Words are also conceptual references. Sometimes it is a matter of how well someone can relate to what you’re saying. The description may not evoke an exact representation, but what description does? The audience can take pieces/parts of their own experiences and formulate them into some new concept, which is a representation that will be refined as more information is gathered.

There are things people don’t utilize when even looking at certain objects that are differentiated, remembered, or even recognized about objects. Seeing an object isn’t seeing the object in all its glory so to speak, as well.

I’m using Magee only to point out the obvious: that in many respects—some mundane, some momentous—language is of limited use and value in expressing or encompassing our experiences to others.

Not only that but for those who embrace one or another objectivist/essentialist point of view about human interaction, words can become quite dangerous when others are expected to take literally what we describe with them.

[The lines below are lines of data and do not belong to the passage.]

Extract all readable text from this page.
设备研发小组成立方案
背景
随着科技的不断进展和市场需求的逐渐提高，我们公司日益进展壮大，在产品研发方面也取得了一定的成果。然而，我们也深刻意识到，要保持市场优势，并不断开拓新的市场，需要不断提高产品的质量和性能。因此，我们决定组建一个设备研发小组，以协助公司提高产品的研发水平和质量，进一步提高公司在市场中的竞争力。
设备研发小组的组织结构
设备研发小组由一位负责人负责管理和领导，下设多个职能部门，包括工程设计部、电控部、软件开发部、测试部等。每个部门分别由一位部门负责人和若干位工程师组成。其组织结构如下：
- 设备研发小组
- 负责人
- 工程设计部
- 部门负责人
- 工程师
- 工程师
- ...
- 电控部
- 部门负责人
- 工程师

How does one discuss “core values” that come into conflict without the extensive use of language? And, in particular, regarding those who insist the words they use are the words others must in turn use if they are to be deemed rational.

My point is that such descriptions are largely embedded in dasein and that dasein is largely embedded in ever evolving [and thus changing] historical, cultural and experiential contexts. That is what language conveys here, not the logic needed to determine what can be known about the relationship between abortion and…justice?

Right, language is not experience. I could find a mathematical manifold that described the towel shape perfectly, and yet the description is not the thing. But it is the description. Saying all descriptions are inadequate as descriptions because they’re not the thing they’re describing is misleading, they’re adequate (or not) as descriptions. A map can be adequate as a map, but it can´t tell you the view perfectly, and there are never any trees growing on it. All descriptions need references, so you can’t describe sight to a blind man. As I say, it’s not all or nothing, either way.

Regarding the second point - Just as language isn’t experience, memory isn’t experience either. Can you remember perfectly how a towel on the floor looks, or an orgasm feels? This is where experience gets shaped by the concepts you work with, of which language is an important part. Experience and language can both evoke memories.

Could you explain what you mean by this?

You explain to them why you disagree with their choice of words. You’re on to political and not philosophical problems. Philosophy can’t force anyone to listen to you; it’s also no help if they attack you, or if you have to change a flat tyre on a rainy night.

If you agree on values, you can use logic to argue for the working-out of those values to practice. If you disagree on values, you generally have to use other methods to find compromise, tolerance or domination. They’re overwhelmingly methods with language, though. I still don’t see any fundamental problem with language.

Could you explain how you think logic could tell us about the relationship between abortion and justice?